Arnez J G, Steitz T A
Department of Molecular Biophysics and Biochemistry, Yale University, New Haven, Connecticut 06511.
Biochemistry. 1994 Jun 21;33(24):7560-7. doi: 10.1021/bi00190a008.
tRNA(2Gln) made in vitro by transcription with T7 RNA polymerase does not contain the pseudouridines at positions 38, 39, and 55, the 4-thiouridine at position 8, or any of the methylated bases found in the tRNA(2Gln) made in vivo. Cocrystals of unmodified tRNA(2Gln) complexed with glutaminyl-tRNA synthetase from Escherichia coli are isomorphous with those of the complex with modified tRNA(2Gln). A difference electron density map between the complexes with modified and unmodified tRNAs calculated at 2.5-A resolution shows no differences in the protein or tRNA structures, except for some very small shifts in atoms contacting the thiol at the 4 position of uridine 8 that are required to accommodate the smaller oxygen in the unmodified tRNA. Perhaps the most functionally significant change in the unmodified tRNA is the absence of the specifically bound water molecules that are observed to cross-link the N5 of the pseudo-uridines to their 5' phosphate. This suggests a possible role for pseudouridinylation in stabilization of the tRNA through water-mediated linking of these modified bases to the backbone, which is consistent with the lower thermal stability of the unmodified tRNA. An identical water-bridging structure is possible at four of the five other psuedo-uridines in known tRNA structures.

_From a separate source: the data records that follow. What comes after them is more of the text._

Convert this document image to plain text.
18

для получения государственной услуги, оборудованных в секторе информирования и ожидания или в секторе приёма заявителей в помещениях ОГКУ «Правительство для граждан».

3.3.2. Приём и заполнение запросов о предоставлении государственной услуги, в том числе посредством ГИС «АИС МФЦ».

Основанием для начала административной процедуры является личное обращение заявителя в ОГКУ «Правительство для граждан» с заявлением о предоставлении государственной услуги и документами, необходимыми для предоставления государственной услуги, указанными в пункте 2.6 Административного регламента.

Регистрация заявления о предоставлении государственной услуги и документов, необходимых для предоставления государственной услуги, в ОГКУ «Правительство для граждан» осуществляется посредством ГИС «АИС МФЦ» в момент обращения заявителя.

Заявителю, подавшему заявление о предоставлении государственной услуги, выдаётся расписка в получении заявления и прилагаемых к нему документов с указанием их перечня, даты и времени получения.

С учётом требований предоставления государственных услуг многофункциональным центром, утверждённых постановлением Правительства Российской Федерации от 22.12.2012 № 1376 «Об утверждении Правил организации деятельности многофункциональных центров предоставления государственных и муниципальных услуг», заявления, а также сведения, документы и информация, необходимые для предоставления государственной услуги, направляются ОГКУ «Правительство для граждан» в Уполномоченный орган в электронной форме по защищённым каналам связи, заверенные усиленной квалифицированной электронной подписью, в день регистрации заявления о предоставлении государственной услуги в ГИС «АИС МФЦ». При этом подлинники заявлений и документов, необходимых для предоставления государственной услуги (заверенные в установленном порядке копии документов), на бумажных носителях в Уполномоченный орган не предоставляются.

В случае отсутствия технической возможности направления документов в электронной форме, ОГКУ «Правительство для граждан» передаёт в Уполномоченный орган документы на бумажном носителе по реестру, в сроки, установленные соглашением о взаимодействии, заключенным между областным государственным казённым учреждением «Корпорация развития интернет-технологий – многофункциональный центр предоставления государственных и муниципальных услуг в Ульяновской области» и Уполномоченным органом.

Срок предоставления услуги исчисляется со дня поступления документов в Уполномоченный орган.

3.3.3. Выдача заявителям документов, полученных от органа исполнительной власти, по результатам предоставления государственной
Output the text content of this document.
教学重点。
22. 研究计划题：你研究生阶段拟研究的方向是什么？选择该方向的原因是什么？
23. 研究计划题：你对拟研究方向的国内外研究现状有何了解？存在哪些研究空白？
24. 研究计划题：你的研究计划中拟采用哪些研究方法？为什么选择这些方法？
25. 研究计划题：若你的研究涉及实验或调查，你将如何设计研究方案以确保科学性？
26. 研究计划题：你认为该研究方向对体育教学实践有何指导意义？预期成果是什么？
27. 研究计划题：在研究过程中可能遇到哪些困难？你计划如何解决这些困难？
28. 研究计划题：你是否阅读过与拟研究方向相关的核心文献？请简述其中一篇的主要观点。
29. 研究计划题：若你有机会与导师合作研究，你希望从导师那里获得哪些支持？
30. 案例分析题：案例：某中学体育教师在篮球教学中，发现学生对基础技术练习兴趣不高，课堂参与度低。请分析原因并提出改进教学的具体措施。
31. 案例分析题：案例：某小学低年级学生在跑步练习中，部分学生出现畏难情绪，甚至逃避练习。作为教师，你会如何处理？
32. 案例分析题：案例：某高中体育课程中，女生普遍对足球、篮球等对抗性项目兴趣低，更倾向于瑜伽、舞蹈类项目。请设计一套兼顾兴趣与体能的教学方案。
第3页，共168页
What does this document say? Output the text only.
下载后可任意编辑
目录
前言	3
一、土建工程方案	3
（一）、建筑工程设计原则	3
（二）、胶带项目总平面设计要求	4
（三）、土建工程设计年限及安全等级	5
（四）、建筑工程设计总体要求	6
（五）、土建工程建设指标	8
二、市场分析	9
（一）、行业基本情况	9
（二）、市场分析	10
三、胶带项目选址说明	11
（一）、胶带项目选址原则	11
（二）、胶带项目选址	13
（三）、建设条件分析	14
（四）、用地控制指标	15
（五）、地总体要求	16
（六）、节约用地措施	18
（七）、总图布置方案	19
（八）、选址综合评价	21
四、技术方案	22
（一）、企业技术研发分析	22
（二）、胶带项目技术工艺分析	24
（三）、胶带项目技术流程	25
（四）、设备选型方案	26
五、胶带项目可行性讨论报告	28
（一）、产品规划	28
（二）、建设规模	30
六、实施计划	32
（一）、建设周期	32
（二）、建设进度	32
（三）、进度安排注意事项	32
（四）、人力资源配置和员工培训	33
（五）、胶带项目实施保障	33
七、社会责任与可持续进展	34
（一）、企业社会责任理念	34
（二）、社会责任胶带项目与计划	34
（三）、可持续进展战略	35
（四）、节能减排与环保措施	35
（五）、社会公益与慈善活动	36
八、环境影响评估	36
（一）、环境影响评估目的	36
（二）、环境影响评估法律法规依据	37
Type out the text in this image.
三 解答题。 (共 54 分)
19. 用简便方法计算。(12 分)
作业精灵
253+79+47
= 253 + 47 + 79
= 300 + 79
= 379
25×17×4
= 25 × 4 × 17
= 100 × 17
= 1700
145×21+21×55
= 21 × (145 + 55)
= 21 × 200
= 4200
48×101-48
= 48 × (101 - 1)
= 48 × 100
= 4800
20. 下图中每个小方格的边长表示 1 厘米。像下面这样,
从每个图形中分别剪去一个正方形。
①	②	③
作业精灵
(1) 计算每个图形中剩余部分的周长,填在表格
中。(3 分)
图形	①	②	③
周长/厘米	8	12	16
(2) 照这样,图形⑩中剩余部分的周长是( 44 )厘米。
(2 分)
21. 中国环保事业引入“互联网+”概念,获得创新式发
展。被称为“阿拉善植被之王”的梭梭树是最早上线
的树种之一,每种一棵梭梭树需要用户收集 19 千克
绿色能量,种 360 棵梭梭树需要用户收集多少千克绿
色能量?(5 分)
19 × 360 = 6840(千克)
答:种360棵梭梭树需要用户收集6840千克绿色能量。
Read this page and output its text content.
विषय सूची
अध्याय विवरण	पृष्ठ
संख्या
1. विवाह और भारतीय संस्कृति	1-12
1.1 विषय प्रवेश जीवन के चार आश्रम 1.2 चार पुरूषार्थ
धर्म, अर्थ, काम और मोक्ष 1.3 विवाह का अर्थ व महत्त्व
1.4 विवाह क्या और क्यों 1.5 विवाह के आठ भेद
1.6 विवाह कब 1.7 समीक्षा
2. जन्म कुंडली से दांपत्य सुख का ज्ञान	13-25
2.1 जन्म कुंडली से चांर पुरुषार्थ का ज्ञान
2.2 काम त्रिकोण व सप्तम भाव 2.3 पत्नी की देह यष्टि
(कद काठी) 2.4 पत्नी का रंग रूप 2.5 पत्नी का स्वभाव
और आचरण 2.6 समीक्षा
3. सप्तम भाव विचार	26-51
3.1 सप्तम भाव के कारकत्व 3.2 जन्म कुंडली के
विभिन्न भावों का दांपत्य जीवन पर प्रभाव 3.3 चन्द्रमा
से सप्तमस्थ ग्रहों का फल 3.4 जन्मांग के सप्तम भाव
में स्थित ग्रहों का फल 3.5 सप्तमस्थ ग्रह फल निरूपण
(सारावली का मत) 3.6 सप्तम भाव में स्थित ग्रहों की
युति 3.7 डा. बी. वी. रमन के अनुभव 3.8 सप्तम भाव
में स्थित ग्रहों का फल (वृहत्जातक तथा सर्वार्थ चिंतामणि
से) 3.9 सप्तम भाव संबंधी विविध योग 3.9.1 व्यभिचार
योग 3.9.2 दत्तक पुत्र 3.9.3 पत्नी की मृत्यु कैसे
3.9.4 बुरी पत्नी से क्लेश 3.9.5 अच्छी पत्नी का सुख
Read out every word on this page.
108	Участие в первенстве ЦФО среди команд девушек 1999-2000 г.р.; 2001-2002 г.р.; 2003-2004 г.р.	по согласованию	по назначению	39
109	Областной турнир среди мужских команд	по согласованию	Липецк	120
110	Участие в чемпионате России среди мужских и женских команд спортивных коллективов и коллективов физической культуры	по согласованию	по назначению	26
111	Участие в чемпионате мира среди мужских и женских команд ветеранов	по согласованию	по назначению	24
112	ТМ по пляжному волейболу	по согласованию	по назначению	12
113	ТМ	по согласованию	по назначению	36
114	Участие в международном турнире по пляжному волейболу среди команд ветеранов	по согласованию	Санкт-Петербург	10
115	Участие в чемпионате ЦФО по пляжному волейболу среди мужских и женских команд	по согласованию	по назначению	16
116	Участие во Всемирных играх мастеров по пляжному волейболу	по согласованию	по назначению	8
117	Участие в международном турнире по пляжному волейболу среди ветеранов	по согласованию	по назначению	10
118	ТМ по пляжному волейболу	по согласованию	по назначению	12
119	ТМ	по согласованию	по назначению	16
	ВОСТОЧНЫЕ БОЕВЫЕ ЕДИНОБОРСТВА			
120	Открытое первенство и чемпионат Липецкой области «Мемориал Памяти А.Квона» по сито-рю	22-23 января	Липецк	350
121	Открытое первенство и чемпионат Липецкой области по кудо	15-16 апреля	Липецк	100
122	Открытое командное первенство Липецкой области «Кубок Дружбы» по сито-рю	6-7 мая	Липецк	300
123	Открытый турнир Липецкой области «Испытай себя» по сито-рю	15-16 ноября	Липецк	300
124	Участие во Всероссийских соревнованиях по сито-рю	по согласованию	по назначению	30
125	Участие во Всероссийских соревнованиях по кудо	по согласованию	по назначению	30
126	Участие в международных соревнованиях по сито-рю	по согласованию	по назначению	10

通过T7 RNA聚合酶体外转录制备的tRNA(2Gln)在38、39和55位不含假尿苷,在8位不含4-硫尿苷,也不含体内制备的tRNA(2Gln)中发现的任何甲基化碱基。未修饰的tRNA(2Gln)与来自大肠杆菌的谷氨酰胺-tRNA合成酶的共晶体与修饰的tRNA(2Gln)的共晶体同晶型。在2.5埃分辨率下计算的修饰和未修饰tRNA复合物之间的差异电子密度图显示,蛋白质或tRNA结构没有差异,除了与尿苷8第4位硫醇接触的原子有一些非常小的位移,这是为了适应未修饰tRNA中较小的氧。未修饰tRNA中最具功能意义的变化可能是没有观察到将假尿苷的N5与它们的5'磷酸交联的特异性结合水分子。这表明假尿苷化在通过水介导的这些修饰碱基与主链的连接来稳定tRNA方面可能起作用,这与未修饰tRNA较低的热稳定性一致。在已知tRNA结构的其他五个假尿苷中的四个中,相同的水桥结构也是可能的。